Apesar das grandes transformações dos últimos vinte anos, as empresas do Nordeste continuam a ser fortemente "trabalhistas", em que todos – patrões e trabalhadores –, independentemente da origem social, da geração ou dos grupos de pertença, se identificam com o trabalho. E o trabalho é também a principal preocupação da população – sobretudo neste período.

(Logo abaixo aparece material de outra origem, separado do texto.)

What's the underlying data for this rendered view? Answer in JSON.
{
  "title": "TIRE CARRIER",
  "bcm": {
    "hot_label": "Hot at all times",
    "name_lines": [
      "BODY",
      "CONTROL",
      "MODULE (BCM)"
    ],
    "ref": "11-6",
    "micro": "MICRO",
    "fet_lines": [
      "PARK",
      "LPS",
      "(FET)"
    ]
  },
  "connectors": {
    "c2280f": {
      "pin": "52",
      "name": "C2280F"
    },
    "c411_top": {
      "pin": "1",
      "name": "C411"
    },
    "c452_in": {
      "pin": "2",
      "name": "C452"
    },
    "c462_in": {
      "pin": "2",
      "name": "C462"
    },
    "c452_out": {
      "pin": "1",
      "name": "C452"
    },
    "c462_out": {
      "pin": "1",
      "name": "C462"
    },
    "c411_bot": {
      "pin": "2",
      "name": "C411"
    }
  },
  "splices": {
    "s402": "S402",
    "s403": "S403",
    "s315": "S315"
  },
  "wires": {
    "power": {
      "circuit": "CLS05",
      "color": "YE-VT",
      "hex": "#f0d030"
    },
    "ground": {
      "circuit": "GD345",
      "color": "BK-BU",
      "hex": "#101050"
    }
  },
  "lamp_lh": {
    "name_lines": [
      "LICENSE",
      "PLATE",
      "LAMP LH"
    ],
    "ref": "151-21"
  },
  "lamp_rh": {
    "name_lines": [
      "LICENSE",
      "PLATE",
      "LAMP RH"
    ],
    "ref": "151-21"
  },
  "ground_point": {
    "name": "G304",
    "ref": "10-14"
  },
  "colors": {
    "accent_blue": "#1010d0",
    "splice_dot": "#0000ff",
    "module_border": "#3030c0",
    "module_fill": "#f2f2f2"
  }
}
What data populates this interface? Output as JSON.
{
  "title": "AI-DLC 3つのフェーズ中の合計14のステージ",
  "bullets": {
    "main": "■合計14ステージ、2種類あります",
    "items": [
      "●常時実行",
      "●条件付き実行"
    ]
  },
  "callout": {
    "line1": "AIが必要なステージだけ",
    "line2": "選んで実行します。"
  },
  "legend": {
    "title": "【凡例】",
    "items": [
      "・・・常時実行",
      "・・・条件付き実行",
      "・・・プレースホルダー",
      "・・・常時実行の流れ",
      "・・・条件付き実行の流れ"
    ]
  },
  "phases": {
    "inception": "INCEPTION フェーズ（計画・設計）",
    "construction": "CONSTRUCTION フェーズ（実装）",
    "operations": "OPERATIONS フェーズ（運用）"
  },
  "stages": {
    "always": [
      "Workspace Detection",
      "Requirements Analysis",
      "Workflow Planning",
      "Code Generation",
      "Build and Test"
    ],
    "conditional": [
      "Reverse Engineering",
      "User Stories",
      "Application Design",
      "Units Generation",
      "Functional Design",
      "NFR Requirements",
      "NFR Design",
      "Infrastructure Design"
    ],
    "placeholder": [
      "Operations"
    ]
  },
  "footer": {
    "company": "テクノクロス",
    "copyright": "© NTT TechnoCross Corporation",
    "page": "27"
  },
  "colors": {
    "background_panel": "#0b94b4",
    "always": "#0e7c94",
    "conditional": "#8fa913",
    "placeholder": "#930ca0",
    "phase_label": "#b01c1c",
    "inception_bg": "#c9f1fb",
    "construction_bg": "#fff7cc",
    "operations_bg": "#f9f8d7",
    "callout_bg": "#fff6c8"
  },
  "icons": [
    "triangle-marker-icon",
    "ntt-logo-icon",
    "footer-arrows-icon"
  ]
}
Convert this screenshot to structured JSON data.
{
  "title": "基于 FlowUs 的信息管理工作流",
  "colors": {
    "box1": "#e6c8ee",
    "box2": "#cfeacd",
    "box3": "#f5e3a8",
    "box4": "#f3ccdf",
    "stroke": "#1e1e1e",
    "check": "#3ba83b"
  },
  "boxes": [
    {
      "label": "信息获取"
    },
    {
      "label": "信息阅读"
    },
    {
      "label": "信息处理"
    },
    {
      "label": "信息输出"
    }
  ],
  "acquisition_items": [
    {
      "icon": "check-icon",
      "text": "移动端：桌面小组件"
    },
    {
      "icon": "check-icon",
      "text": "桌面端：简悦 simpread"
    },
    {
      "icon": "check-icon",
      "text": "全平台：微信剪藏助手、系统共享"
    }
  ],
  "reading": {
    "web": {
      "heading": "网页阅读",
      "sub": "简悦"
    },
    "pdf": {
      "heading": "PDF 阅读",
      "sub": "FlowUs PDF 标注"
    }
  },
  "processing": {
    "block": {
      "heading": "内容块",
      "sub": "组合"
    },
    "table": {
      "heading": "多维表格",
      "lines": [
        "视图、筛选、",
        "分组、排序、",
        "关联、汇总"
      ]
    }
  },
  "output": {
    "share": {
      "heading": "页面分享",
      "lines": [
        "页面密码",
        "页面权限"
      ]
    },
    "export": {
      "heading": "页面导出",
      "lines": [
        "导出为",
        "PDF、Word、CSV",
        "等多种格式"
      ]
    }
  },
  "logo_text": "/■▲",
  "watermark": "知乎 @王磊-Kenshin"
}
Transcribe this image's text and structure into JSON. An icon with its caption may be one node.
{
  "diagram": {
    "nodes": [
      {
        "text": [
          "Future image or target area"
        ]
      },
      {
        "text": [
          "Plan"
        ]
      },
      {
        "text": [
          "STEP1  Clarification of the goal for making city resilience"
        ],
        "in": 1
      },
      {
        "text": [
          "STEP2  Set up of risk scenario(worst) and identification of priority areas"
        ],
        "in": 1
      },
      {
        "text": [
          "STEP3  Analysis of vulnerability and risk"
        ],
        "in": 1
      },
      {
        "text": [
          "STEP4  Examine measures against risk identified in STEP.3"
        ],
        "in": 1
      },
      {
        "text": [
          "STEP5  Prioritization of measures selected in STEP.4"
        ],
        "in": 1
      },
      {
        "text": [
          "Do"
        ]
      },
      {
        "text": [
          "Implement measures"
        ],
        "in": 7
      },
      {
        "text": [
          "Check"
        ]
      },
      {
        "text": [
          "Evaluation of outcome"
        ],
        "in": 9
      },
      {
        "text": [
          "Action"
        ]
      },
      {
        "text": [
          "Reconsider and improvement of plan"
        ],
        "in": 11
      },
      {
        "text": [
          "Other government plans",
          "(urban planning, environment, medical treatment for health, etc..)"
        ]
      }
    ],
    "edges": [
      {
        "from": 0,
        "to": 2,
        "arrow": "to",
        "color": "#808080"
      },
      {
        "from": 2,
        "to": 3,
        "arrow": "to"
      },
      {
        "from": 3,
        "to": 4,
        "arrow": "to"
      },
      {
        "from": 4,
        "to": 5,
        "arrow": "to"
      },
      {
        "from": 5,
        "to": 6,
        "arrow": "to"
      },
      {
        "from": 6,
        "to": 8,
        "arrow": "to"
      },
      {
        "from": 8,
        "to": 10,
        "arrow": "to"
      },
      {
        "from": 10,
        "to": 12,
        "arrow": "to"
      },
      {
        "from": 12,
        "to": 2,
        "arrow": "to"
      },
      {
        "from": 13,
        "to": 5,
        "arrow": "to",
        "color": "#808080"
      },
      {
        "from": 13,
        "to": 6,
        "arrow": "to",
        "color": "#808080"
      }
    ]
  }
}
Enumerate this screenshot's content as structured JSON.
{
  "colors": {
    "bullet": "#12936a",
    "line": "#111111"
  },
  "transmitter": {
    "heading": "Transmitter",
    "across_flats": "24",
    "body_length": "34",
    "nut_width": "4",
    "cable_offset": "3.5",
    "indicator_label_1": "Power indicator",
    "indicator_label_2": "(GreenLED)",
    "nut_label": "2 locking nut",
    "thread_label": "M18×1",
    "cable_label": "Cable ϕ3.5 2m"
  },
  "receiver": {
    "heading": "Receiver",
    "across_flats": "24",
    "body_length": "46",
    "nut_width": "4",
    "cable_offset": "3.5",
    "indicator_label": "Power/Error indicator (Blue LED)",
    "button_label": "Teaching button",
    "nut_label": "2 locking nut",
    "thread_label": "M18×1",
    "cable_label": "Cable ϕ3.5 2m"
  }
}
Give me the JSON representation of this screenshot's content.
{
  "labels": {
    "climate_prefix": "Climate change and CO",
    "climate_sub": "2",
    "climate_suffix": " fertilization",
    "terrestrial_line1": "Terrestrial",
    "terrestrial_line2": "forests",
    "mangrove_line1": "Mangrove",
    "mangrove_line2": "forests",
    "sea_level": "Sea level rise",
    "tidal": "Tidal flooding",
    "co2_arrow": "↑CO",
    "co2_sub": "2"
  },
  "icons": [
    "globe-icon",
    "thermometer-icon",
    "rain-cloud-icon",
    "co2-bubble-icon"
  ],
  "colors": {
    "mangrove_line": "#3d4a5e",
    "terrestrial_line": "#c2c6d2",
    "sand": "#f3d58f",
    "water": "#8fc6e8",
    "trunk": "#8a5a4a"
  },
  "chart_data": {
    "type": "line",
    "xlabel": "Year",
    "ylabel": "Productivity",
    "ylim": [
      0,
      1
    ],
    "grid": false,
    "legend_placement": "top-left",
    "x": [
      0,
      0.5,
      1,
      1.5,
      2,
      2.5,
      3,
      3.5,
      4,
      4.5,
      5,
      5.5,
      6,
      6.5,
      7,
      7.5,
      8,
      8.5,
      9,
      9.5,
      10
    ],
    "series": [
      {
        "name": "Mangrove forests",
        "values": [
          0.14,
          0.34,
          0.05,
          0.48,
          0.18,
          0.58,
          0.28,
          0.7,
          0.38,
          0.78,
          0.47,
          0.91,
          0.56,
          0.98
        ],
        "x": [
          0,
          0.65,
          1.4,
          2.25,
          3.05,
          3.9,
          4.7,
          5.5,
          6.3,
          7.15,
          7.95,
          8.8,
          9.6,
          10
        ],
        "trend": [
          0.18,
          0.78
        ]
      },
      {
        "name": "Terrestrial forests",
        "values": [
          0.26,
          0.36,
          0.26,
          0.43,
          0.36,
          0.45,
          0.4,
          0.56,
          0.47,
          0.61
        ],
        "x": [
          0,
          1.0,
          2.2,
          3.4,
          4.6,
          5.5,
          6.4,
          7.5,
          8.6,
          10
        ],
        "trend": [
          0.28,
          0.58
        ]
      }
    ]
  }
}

Em 1996, o sociólogo Ilvo Diamanti [especialista no Nordeste] alertava: "o trabalho tornou-se a nova religião. [...] Temo que nos traga grandes problemas no futuro, e não apenas económicos. Porque se o trabalho é tudo, se for o sucesso económico a produzir satisfação, no dia em que o desenvolvimento abrande, o impacto não será apenas económico, mas também psicológico."
"A cultura e a felicidade não contam para nada. Os patacos – ‘schei’, como dizem aqui – são tudo", explica Ferdinando Camon: "o pequeno empresário endividado não vive uma crise económica – mergulha numa crise total. Nervosa, moral, mental. É por isso que se suicida. Porque os ‘schei’ são o único valor que reconhece e, se a sua vida for deficitária desse ponto de vista, considera que deixa de ser digna de ser vivida. Os ‘schei’ são um valor absoluto."